Comment les enseignants peuvent-ils ignorer, aujourd’hui encore, que les capacités, l’échec et le handicap sont aussi la résultante d’un contexte, d’interactions avec un environnement, et sont aussi les produits de l’école ? Comment peuvent-ils ignorer que tous les enfants sont éducables, mais que les normes scolaires aggravent, voire créent des handicaps ?
Comme cela a justement été dit, de plus en plus de diagnostics sont réalisés. De plus en plus de dispositifs à la marge sont proposés. De plus en plus d’enseignants se permettent d’exiger un traitement avant d’accueillir un enfant en classe. Combien de dignité allons-nous encore abîmer ? À combien d’enfants allons-nous encore expliquer qu’eux, ne font pas partie des « normaux » ? À combien d’enfants, de jeunes, allons-nous interdire de grandir et de « faire société » auprès de leurs pairs ? Vous vous offusquez de la scolarisation de profils a-normaux, je m’inquiète que l’institution résiste en stigmatisant et en envoyant en ULIS par exemple, de plus en d’enfants autrefois considérés comme « normaux ». Je m’insurge que certains élèves soient scolarisés deux heures par semaine. L’institution est malade, non pas de l’inclusion, loin s’en faut, mais de la normalité et du fatalisme.

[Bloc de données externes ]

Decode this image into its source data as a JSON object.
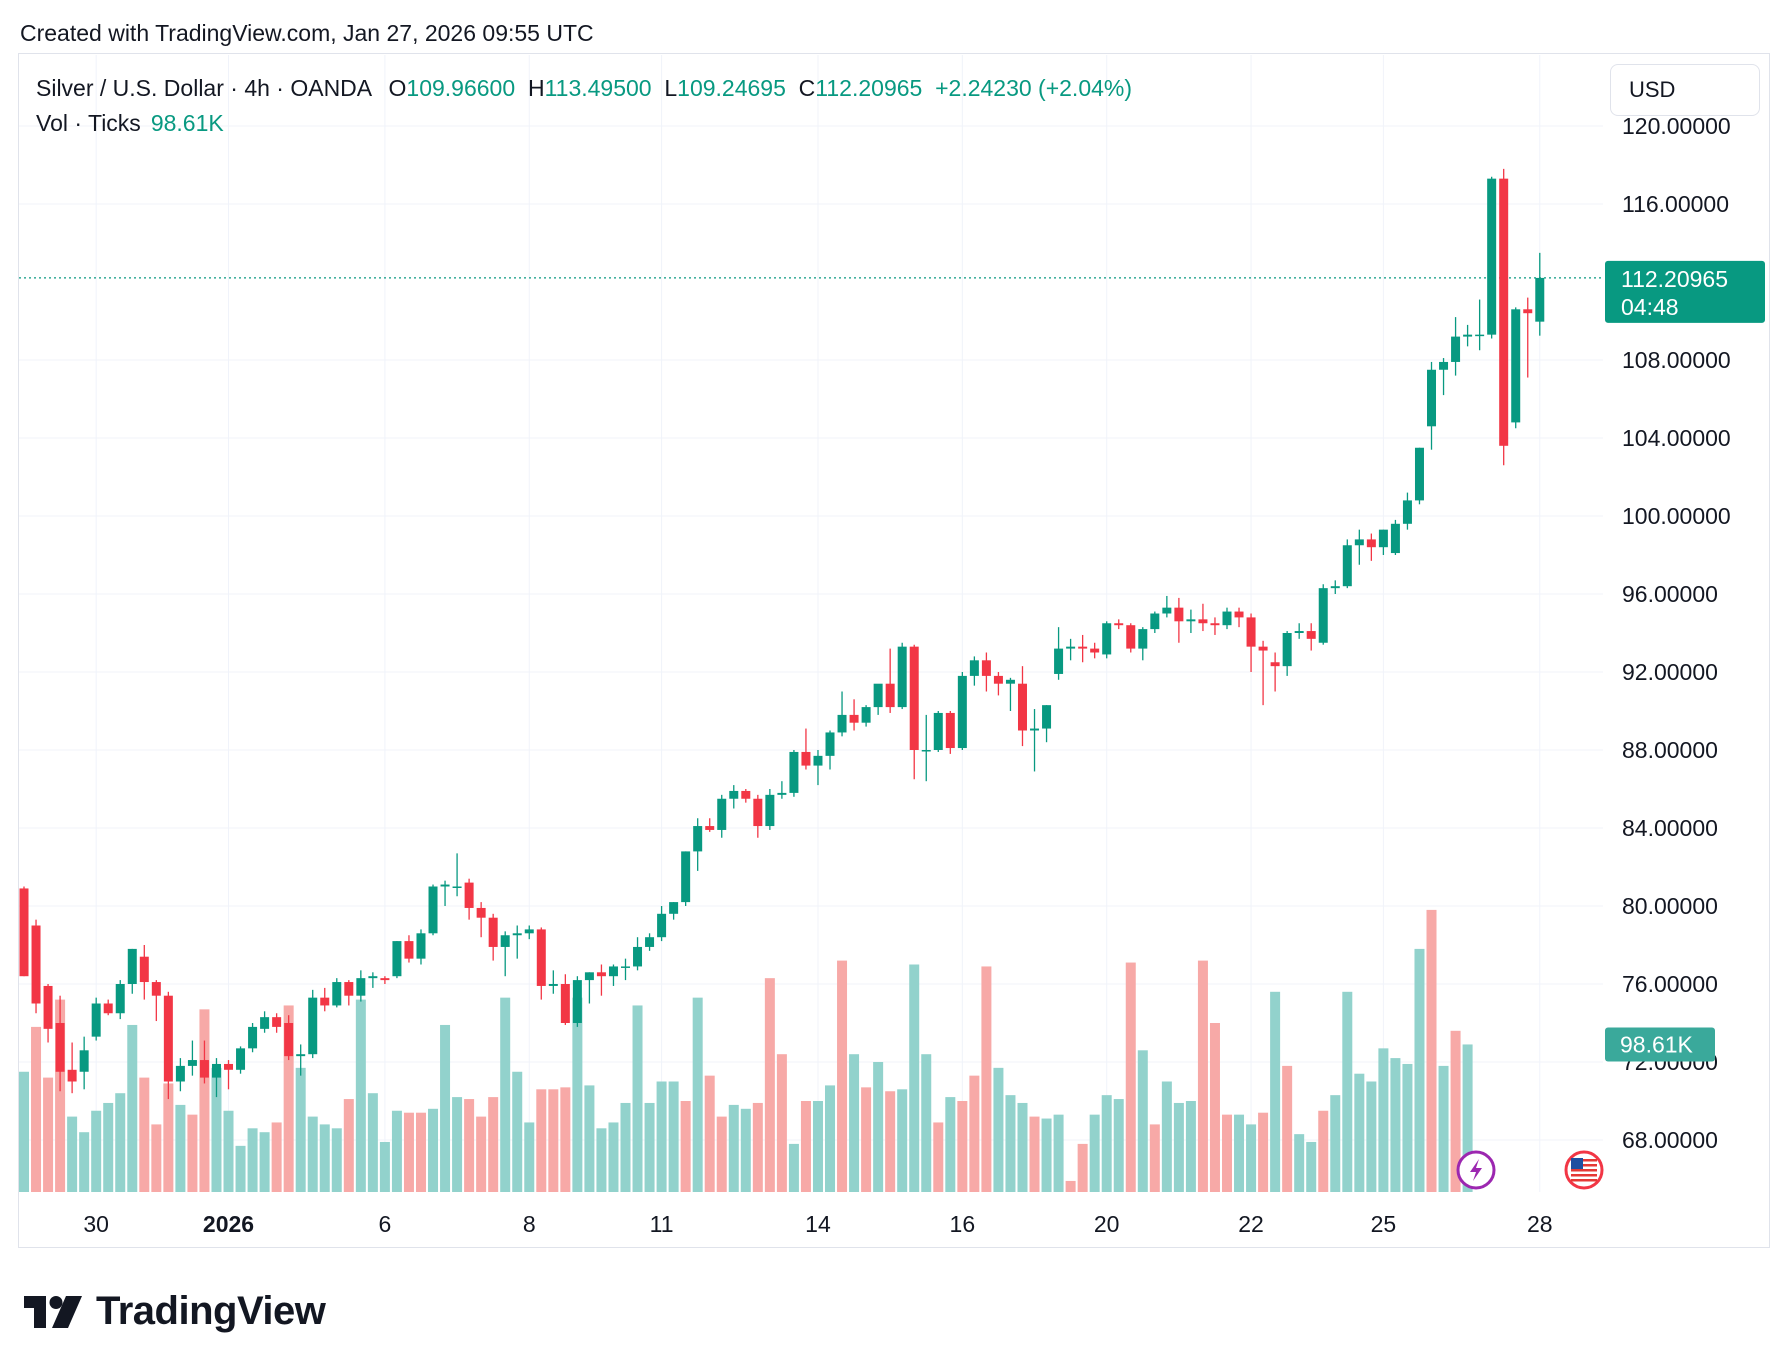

Puisque l’on interroge, dans cet article, les finalités politiques et économiques qui sous-tendent l’inclusion, il parait pertinent d’interroger alors le type de politique à laquelle répond notre système actuel : une logique de rendement, d’efficacité, de bio-pouvoir. La culture scolaire est profondément marquée par cette course au rendement et peine à modifier ses pratiques de tri, de sélection, de dressage, pour revenir au rôle essentiel de l’école, celui qui s’avère le plus digne et le plus souhaitable aujourd’hui : l’épanouissement, l’émancipation, la coexistence des adultes de demain.

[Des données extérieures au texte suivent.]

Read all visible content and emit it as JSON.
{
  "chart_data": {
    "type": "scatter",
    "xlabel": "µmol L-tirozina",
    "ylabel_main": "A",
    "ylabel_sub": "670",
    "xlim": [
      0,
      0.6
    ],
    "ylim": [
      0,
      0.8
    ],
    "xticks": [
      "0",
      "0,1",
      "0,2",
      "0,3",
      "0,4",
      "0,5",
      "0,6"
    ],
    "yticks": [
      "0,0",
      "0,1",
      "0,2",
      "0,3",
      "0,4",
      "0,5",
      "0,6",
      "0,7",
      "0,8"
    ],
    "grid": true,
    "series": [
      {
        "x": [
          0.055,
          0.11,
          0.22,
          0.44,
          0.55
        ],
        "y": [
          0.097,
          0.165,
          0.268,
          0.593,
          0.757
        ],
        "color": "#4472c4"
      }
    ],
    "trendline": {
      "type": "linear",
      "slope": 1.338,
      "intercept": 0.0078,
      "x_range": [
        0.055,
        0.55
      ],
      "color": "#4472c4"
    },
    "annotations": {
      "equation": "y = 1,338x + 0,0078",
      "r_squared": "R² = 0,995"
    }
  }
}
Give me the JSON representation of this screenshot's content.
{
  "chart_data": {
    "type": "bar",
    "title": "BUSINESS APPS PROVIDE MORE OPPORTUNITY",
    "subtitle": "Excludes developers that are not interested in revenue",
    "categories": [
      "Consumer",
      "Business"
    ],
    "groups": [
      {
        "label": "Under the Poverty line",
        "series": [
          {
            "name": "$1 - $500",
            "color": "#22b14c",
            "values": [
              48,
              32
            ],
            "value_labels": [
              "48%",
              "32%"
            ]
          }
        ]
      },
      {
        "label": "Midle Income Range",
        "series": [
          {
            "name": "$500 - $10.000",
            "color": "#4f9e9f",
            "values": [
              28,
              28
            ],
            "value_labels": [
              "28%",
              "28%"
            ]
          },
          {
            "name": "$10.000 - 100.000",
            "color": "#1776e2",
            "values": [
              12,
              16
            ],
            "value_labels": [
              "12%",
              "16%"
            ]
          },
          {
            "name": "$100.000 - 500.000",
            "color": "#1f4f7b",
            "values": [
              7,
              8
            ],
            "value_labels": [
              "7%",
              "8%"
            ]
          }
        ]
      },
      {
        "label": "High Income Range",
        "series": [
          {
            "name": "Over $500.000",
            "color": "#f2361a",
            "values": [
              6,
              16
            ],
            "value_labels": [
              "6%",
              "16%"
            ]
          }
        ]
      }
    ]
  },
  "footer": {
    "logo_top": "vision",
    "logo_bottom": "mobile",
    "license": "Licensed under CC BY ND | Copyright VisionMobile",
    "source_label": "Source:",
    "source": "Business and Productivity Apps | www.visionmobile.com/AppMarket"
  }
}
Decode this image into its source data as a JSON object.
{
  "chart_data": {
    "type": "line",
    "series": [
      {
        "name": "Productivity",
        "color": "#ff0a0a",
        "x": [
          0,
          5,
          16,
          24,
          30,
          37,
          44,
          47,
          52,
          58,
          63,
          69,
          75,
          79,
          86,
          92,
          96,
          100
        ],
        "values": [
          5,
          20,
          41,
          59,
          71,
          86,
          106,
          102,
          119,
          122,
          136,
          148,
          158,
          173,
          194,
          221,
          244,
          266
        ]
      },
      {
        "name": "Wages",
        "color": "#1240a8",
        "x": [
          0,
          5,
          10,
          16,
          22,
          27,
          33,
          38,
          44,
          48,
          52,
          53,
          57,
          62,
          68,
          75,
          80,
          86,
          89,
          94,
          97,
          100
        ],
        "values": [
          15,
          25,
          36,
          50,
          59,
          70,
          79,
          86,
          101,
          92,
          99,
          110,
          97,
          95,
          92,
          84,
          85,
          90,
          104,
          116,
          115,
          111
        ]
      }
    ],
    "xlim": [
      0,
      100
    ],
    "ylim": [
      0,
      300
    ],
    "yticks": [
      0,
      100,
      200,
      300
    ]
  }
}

Concernant les moyens, il est évident que l’État n’en accorde jamais assez à l’éducation. Cependant, le budget italien consacré à l’éducation est nettement inférieur à celui de la France (entre 4 et 5 % du PIB contre 6 à 7 %), et le système italien, s’il n’est pas parfait, nous laisse entrevoir notre marge de progression en termes d’encadrement, de bienveillance, et d’inclusion. Il est évident alors qu’outre les budgets, les priorités restent à revoir (pourquoi ne pas envoyer les inspecteurs de l’Éducation Nationale en classe, par exemple) …
La place de tous est à l’école, ne nous attaquons pas à l’inclusion, mais bien au fonctionnement du système scolaire qui est le théâtre de valeurs contradictoires. Il n’y a pas de différence essentielle entre les normaux et les anormaux, les handicapés, et les valides, ces différences sont creusées par la rigidité de l’école. Il est temps de la désacraliser, et de la soumettre à des valeurs humanistes. Travailler avec de l’humain, c’est précisément sortir des grilles et travailler avec l’imprévisible.
Enfin, gardons à l’esprit que le terme d’inclusion ne devrait pas exister. Comme l’a très justement rappelé Charles Gardou, l’expression « société inclusive » est un pléonasme. De la même manière, l’expression « école inclusive » est un pléonasme. Encore faudrait-il, pour le concevoir, que les réflexions autour de l’éducation ne soient plus confisquées par des fonctionnaires formatés et validistes, mais mobilisent une pluralité d’acteurs, et en premier lieu, les concernés.
La Neurodiversité France avec Juliette Speranza
Merci et bravo Juliette pour cet article!
Je plussoie! Et je partage bien sûr.